19/12/2020 09:15

Step-by-Step Guide to Prepare Ultimate Kosha Mangsho(slow cooked lamb curry)

by Ray Morrison

Kosha Mangsho(slow cooked lamb curry)
Kosha Mangsho(slow cooked lamb curry)

Hello everybody, I hope you are having an incredible day today. Today, I’m gonna show you how to make a special dish, kosha mangsho(slow cooked lamb curry). One of my favorites. This time, I’m gonna make it a bit tasty. This will be really delicious.

Kosha Mangsho(slow cooked lamb curry) is one of the most favored of recent trending foods on earth. It is enjoyed by millions daily. It is simple, it is fast, it tastes yummy. They are fine and they look fantastic. Kosha Mangsho(slow cooked lamb curry) is something which I’ve loved my whole life.

To begin with this particular recipe, we must prepare a few components. You can cook kosha mangsho(slow cooked lamb curry) using 31 ingredients and 13 steps. Here is how you can achieve that.

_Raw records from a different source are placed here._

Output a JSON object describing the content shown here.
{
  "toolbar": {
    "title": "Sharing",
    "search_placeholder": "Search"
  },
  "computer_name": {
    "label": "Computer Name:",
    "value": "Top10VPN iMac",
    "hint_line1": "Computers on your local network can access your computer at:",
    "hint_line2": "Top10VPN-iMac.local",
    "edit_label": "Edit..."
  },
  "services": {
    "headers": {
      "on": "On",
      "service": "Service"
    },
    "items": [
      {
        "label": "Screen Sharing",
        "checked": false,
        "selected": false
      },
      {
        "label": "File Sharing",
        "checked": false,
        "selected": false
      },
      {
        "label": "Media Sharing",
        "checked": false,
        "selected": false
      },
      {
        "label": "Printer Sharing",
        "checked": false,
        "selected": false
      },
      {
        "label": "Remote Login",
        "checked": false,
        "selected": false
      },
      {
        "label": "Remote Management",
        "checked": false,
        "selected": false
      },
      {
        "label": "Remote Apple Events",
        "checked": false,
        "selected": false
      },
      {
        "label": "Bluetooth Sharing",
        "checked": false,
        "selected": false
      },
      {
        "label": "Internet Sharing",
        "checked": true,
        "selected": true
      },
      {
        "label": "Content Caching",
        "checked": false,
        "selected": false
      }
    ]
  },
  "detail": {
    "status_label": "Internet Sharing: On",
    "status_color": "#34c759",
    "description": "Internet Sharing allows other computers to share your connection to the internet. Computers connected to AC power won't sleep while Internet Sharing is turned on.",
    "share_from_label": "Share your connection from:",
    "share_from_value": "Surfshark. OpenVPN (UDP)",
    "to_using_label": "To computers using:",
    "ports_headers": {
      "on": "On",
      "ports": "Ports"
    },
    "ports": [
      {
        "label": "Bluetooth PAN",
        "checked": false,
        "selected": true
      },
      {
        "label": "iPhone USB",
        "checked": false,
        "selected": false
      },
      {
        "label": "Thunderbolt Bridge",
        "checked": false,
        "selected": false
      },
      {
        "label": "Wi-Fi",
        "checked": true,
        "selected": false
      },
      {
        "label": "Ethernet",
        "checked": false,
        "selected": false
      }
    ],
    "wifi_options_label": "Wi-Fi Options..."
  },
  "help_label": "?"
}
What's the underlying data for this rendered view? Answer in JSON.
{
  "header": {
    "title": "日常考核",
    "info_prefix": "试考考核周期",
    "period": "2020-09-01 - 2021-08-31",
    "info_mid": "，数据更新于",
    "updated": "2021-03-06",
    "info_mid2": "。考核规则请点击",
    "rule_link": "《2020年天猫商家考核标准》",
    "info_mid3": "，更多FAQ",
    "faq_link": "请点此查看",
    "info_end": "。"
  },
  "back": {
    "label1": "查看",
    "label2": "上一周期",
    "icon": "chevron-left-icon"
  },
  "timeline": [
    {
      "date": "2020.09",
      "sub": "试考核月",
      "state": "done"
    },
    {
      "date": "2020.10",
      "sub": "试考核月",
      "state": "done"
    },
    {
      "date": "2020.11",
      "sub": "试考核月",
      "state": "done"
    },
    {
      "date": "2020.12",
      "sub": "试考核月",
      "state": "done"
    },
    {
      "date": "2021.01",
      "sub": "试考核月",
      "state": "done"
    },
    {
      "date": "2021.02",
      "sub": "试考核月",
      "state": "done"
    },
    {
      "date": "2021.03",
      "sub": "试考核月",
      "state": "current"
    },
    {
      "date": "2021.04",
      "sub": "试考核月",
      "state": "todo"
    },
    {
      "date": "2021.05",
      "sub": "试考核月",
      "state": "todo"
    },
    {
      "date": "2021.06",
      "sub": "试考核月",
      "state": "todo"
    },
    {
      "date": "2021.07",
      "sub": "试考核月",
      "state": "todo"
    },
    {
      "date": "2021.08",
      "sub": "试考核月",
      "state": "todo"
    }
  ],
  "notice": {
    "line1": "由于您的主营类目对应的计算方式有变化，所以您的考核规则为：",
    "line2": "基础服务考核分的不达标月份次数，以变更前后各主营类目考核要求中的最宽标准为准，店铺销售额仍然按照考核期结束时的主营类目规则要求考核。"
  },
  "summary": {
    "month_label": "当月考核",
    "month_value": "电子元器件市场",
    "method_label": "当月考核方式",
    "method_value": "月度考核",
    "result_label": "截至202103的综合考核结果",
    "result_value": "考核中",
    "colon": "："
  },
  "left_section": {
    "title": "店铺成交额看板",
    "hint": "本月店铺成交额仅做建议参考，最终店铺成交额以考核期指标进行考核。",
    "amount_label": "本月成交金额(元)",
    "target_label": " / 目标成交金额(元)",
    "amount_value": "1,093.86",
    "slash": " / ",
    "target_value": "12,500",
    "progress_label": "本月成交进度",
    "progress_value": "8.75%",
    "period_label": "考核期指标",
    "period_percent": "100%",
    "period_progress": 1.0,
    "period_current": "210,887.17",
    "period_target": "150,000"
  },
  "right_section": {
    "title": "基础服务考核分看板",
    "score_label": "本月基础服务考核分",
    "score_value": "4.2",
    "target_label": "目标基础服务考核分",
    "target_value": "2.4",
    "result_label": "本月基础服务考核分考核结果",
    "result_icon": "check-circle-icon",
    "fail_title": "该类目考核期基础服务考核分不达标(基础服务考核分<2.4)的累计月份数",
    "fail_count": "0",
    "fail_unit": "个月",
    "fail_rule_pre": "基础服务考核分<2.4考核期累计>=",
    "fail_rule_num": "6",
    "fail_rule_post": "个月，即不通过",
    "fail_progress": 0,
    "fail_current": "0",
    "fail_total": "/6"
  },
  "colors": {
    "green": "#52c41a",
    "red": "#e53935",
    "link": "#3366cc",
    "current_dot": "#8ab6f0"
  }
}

The ingredients needed to make Kosha Mangsho(slow cooked lamb curry):
  1. Get Chopped lamb mutton pieces
  2. Make ready For marinade:(blend to smooth paste)
  3. Take sliced onions
  4. Prepare garlic pearls
  5. Get curd/plain yoghurt
  6. Take turmeric powder
  7. Take salt
  8. Take shahi garam masala
  9. Prepare For the gravy
  10. Get Mustard Oil
  11. Take cinnamon stick
  12. Take green cardamom pods
  13. Prepare black/large cardamom
  14. Get cloves
  15. Take dry red chillies
  16. Make ready Bay Leaves
  17. Make ready Ginger-garlic paste
  18. Get green chilli
  19. Get large onions sliced
  20. Make ready kashmiri red chilli powder
  21. Get cumin powder
  22. Take coriander powder
  23. Take heaped curd
  24. Get Salt
  25. Prepare hot water
  26. Get ghee
  27. Get sugar
  28. Make ready for Garnish
  29. Make ready Slit green chillies(optional)
  30. Take Finely chopped coriander leaves
  31. Prepare julienne ginger
Instructions to make Kosha Mangsho(slow cooked lamb curry):
  1. Blend the ingredients listed under marination without any water
  2. Wash/clean the lamb pieces and apply the marination paste to them and keep refrigerated for 6-8 hours or overnight(preferably)
  3. Make a paste of green chillies with ginger-garlic
  4. Heat a large wok and add mustard oil to it.
  5. Add the dried red chillies, bay leaves, cinnamon, green cardamom, black cardamom, and cloves.
  6. Add the sliced onions and fry them on medium flame until they are light brown in colour
  7. Then, add the ginger paste, and garlic and green chilli paste, and sauté for another 5 minutes
  8. Add the dry spices (coriander, cumin, and red chilli) and continue to sauté the onions till reddish brown
  9. Add the marinated mutton to the pan
  10. Rise the heat and mix everything thoroughly. Fry the mutton, stirring frequently
  11. Beat the curd along with salt and sugar and add it to the mutton gravy now
  12. On medium heat, for the next 90 minutes, keep adding hot water gradually and cook the lamb covered until tender
  13. When you will be able to tear a lamb piece with a fork, Turn off the heat and top off with a little bit of ghee

So that is going to wrap it up for this exceptional food kosha mangsho(slow cooked lamb curry) recipe. Thanks so much for your time. I’m sure you can make this at home. There is gonna be interesting food at home recipes coming up. Don’t forget to save this page in your browser, and share it to your family, colleague and friends. Thanks again for reading. Go on get cooking!